How can I just advocate exercise when I know how poorly it has been tested?

How can I advocate a standard that omits other common interventions because we have held those interventions to a far higher standard?  Or we say that there is more research conducted on exercise therefore it should be included in the CPG when that type of reasoning is circular and self fulfilling.  We keep conducting this weak research and it keeps getting repeated in the CPGs. We will be told there is limited research for other interventions (manual therapy, passive modalities, acupuncture) because if we keep minimizing these interventions in CPGs we will naturally have fewer trials that study them. It just becomes self fulfilling. Exercise just gets accepted without rigour and other forms of care are dismissed because there is no research.

 

Are we really person-centred?

 

A foundation of person centred care is the provision of options.  Where we must be honest about the options people have and the research underpinning those options.  Clinical Care Standards and CPGs like this have simply culled the options based on a hugely biased interpretation of the literature.  Here is a quote from the standard “Passive manual therapies, such as therapeutic ultrasound and electrotherapy, do not play a significant role in the treatment of knee osteoarthritis”.10,11

 

 This again is based on an interpretation of the research on these passive modalities.  If you actually look at the papers investigating pain and function you will see that the passive modality group has comparable reductions in pain and function.  However, in many of those papers there won’t be a control group.  So what happens, the CPG committees will discount those papers.  In other papers, there is a sham comparator group.  And what do we find?  Both groups see reductions in pain and improvements in function.  But because there is no difference we say the result is not real.  But again, what have we done?  We’ve held these interventions to a different standard.

 

We see the same thing with manual therapy or acupuncture.   When you see exercise directly compared against manual therapy you will not see a difference in pain reduction or a difference between the two in function.  But, because there is so much more research (albeit weak) on exercise the guidelines will advocate for exercise saying its better supported.  Which doesn’t mean its better.
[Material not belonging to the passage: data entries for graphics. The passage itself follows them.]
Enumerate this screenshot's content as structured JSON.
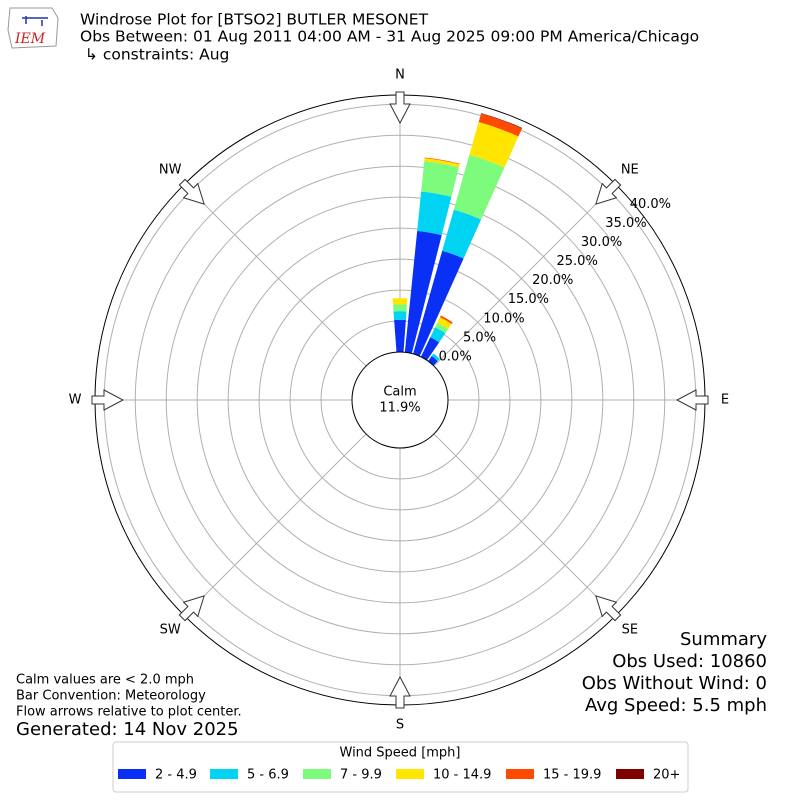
{
  "chart_data": {
    "type": "windrose",
    "logo_text": "IEM",
    "title_lines": [
      "Windrose Plot for [BTSO2] BUTLER MESONET",
      "Obs Between: 01 Aug 2011 04:00 AM - 31 Aug 2025 09:00 PM America/Chicago",
      " ↳ constraints: Aug"
    ],
    "compass_labels": [
      "N",
      "NE",
      "E",
      "SE",
      "S",
      "SW",
      "W",
      "NW"
    ],
    "calm": {
      "label": "Calm",
      "value": 11.9,
      "value_label": "11.9%"
    },
    "rlim": [
      0,
      41.5
    ],
    "rticks": [
      {
        "value": 0,
        "label": "0.0%"
      },
      {
        "value": 5,
        "label": "5.0%"
      },
      {
        "value": 10,
        "label": "10.0%"
      },
      {
        "value": 15,
        "label": "15.0%"
      },
      {
        "value": 20,
        "label": "20.0%"
      },
      {
        "value": 25,
        "label": "25.0%"
      },
      {
        "value": 30,
        "label": "30.0%"
      },
      {
        "value": 35,
        "label": "35.0%"
      },
      {
        "value": 40,
        "label": "40.0%"
      }
    ],
    "x": [
      0,
      10,
      20,
      30,
      40,
      50,
      60,
      70,
      80,
      90,
      100,
      110,
      120,
      130,
      140,
      150,
      160,
      170,
      180,
      190,
      200,
      210,
      220,
      230,
      240,
      250,
      260,
      270,
      280,
      290,
      300,
      310,
      320,
      330,
      340,
      350
    ],
    "series": [
      {
        "name": "2 - 4.9",
        "color": "#0a30f5",
        "values": [
          5.2,
          19.7,
          17.3,
          3.5,
          1.0,
          0,
          0,
          0,
          0,
          0,
          0,
          0,
          0,
          0,
          0,
          0,
          0,
          0,
          0,
          0,
          0,
          0,
          0,
          0,
          0,
          0,
          0,
          0,
          0,
          0,
          0,
          0,
          0,
          0,
          0,
          0
        ]
      },
      {
        "name": "5 - 6.9",
        "color": "#00d4f2",
        "values": [
          1.4,
          6.4,
          6.9,
          1.8,
          0.5,
          0,
          0,
          0,
          0,
          0,
          0,
          0,
          0,
          0,
          0,
          0,
          0,
          0,
          0,
          0,
          0,
          0,
          0,
          0,
          0,
          0,
          0,
          0,
          0,
          0,
          0,
          0,
          0,
          0,
          0,
          0
        ]
      },
      {
        "name": "7 - 9.9",
        "color": "#7dfb7d",
        "values": [
          1.1,
          4.9,
          9.2,
          0.8,
          0,
          0,
          0,
          0,
          0,
          0,
          0,
          0,
          0,
          0,
          0,
          0,
          0,
          0,
          0,
          0,
          0,
          0,
          0,
          0,
          0,
          0,
          0,
          0,
          0,
          0,
          0,
          0,
          0,
          0,
          0,
          0
        ]
      },
      {
        "name": "10 - 14.9",
        "color": "#ffe500",
        "values": [
          1.0,
          0.5,
          5.5,
          1.0,
          0,
          0,
          0,
          0,
          0,
          0,
          0,
          0,
          0,
          0,
          0,
          0,
          0,
          0,
          0,
          0,
          0,
          0,
          0,
          0,
          0,
          0,
          0,
          0,
          0,
          0,
          0,
          0,
          0,
          0,
          0,
          0
        ]
      },
      {
        "name": "15 - 19.9",
        "color": "#ff4a00",
        "values": [
          0,
          0.1,
          1.4,
          0.3,
          0,
          0,
          0,
          0,
          0,
          0,
          0,
          0,
          0,
          0,
          0,
          0,
          0,
          0,
          0,
          0,
          0,
          0,
          0,
          0,
          0,
          0,
          0,
          0,
          0,
          0,
          0,
          0,
          0,
          0,
          0,
          0
        ]
      },
      {
        "name": "20+",
        "color": "#800000",
        "values": [
          0,
          0,
          0.1,
          0,
          0,
          0,
          0,
          0,
          0,
          0,
          0,
          0,
          0,
          0,
          0,
          0,
          0,
          0,
          0,
          0,
          0,
          0,
          0,
          0,
          0,
          0,
          0,
          0,
          0,
          0,
          0,
          0,
          0,
          0,
          0,
          0
        ]
      }
    ],
    "legend_title": "Wind Speed [mph]",
    "summary": [
      "Summary",
      "Obs Used: 10860",
      "Obs Without Wind: 0",
      "Avg Speed: 5.5 mph"
    ],
    "notes": [
      "Calm values are < 2.0 mph",
      "Bar Convention: Meteorology",
      "Flow arrows relative to plot center."
    ],
    "generated": "Generated: 14 Nov 2025"
  }
}
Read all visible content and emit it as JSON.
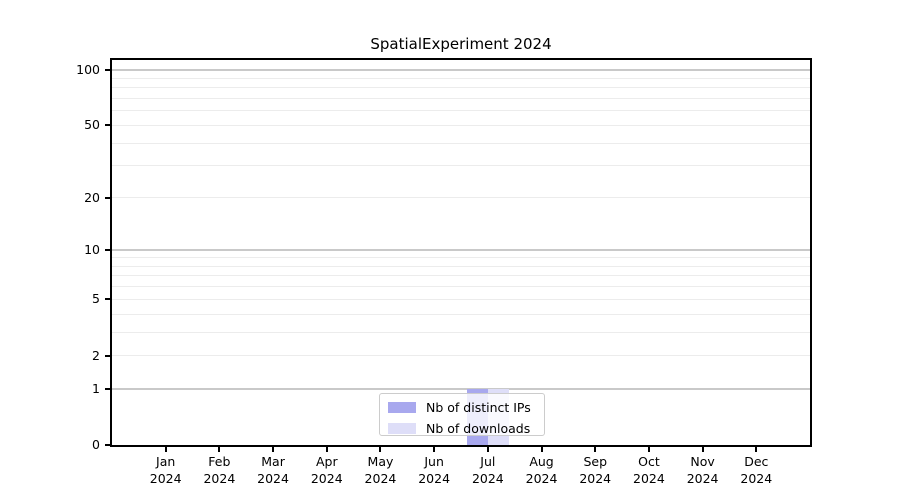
{
  "chart_data": {
    "type": "bar",
    "title": "SpatialExperiment 2024",
    "categories": [
      "Jan",
      "Feb",
      "Mar",
      "Apr",
      "May",
      "Jun",
      "Jul",
      "Aug",
      "Sep",
      "Oct",
      "Nov",
      "Dec"
    ],
    "x_year": "2024",
    "series": [
      {
        "name": "Nb of distinct IPs",
        "color": "#a8a8ee",
        "values": [
          0,
          0,
          0,
          0,
          0,
          0,
          1,
          0,
          0,
          0,
          0,
          0
        ]
      },
      {
        "name": "Nb of downloads",
        "color": "#dedef8",
        "values": [
          0,
          0,
          0,
          0,
          0,
          0,
          1,
          0,
          0,
          0,
          0,
          0
        ]
      }
    ],
    "y_axis": {
      "scale": "log1p",
      "tick_labels": [
        "100",
        "50",
        "20",
        "10",
        "5",
        "2",
        "1",
        "0"
      ],
      "tick_values": [
        100,
        50,
        20,
        10,
        5,
        2,
        1,
        0
      ],
      "major_gridlines": [
        1,
        10,
        100
      ],
      "minor_gridlines": [
        2,
        3,
        4,
        5,
        6,
        7,
        8,
        9,
        20,
        30,
        40,
        50,
        60,
        70,
        80,
        90
      ],
      "top_value": 113,
      "bottom_value": 0
    },
    "legend": {
      "position": "lower center"
    },
    "grid": true,
    "colors": {
      "major_grid": "#c9c9c9",
      "minor_grid": "#ececec",
      "spine": "#000000",
      "background": "#ffffff"
    }
  }
}
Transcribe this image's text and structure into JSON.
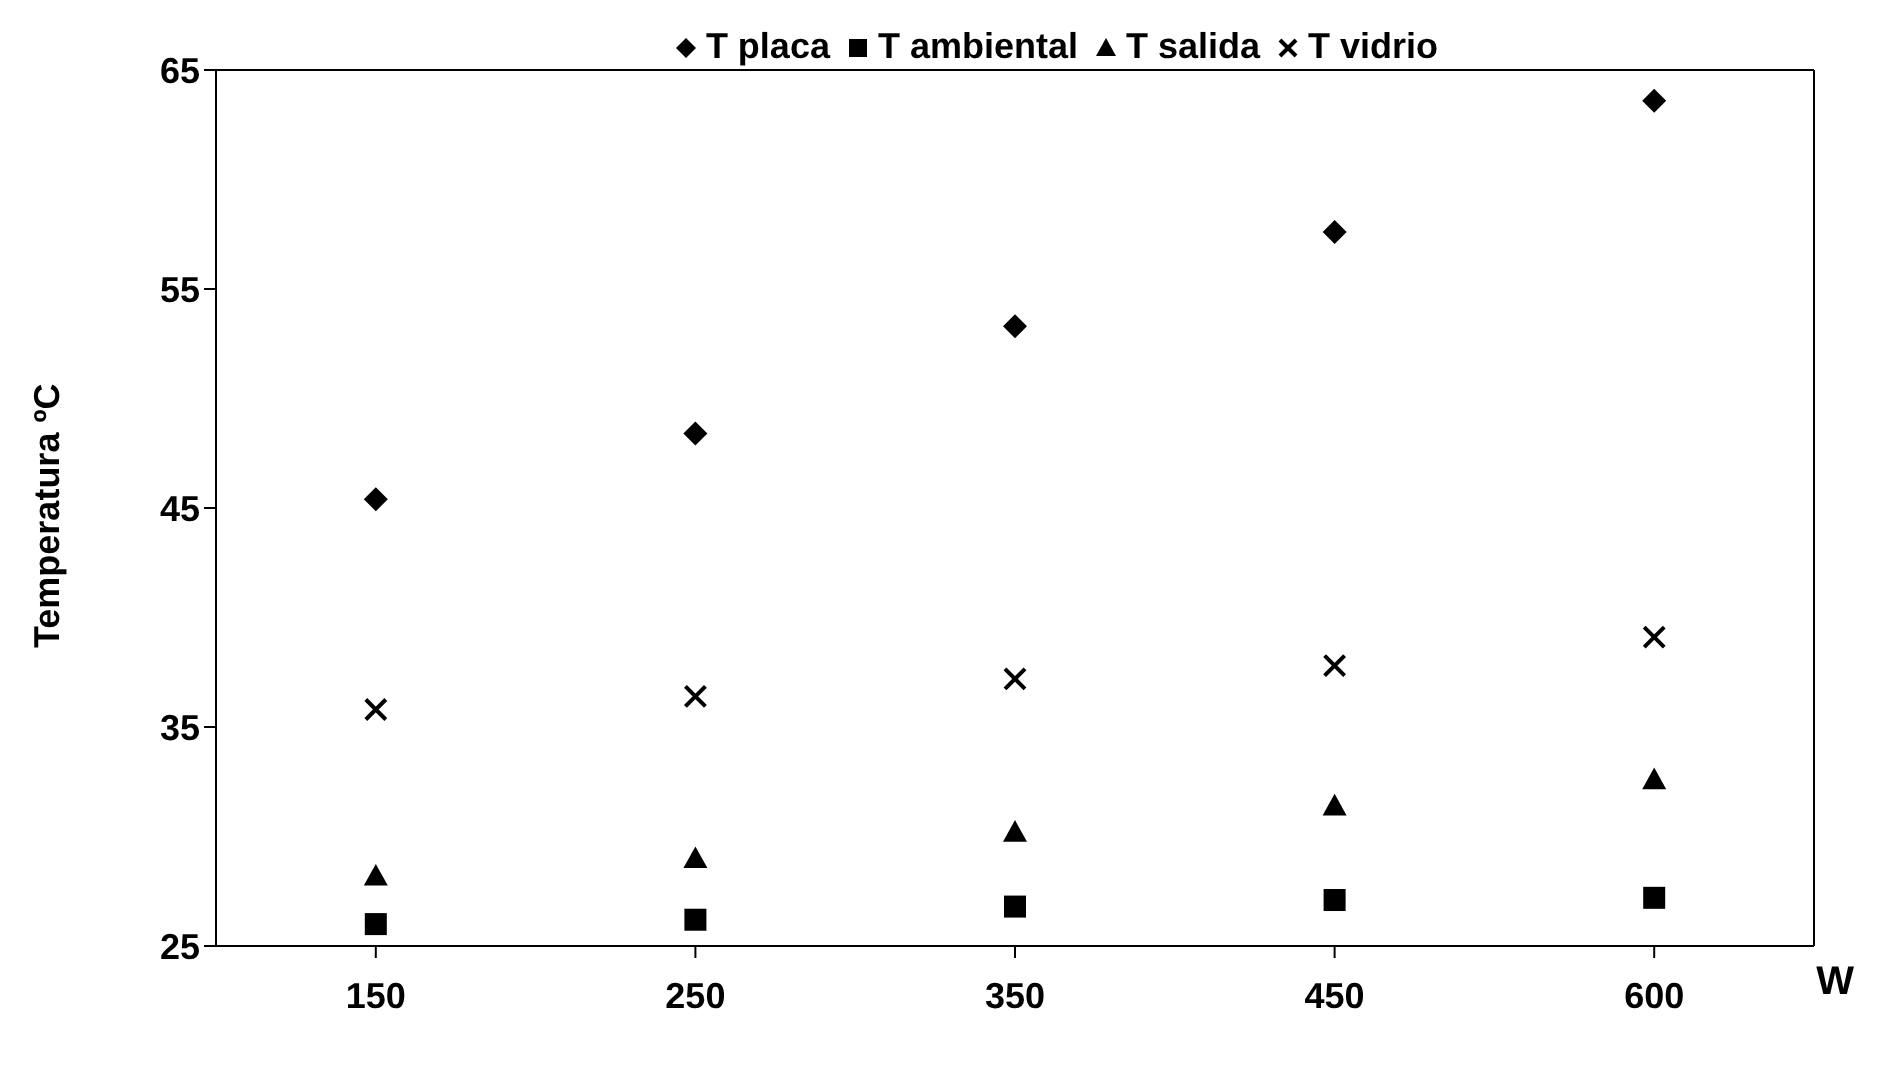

Just that there is more research. Which as I mentioned early is a self fulfilling prophesy by the CPGs.

 

If we are really honest with our patients I think its fair to say that they have many options to help with pain and function. We can’t, at least I can’t, in all honesty say that exercise has been “proven” to be superior.  And if we can’t say that how are these guidelines saying that?  Why are they taking away options from people? How is this person-centred care?  Sure seems like gatekeeping to me.

 

What would a more honest take on exercise and other options be?

 

Hey, exercise is one of the options that might help your knee pain.  If you want to keep exercising and being active you absolutely can.  Its totally safe and not harmful for you.  It will not lead to more OA.  If you want to start an exercise program I can absolutely give you some options and guidance.  Exercise also has a tonne of health benefits.  Fall prevention, healthy aging, reduced all cause mortality, etc.  But, if you don’t want to exercise and want to try something else we have some research and lots of anecdotes where people report improvements in pain and function as well.   Things like acupuncture, physio-modalities, manual therapy, bracing or even gait retraining might help you.  But, one of the knocks on those things is that its something someone does to you.  Its very passive.  You have to come into the clinic, it tends to be more expensive and you don’t get any of the great health effects of exercise.

Going Forward - what’s next?

I don’t know. You tell me. Do you think we are consistently academic rigourous?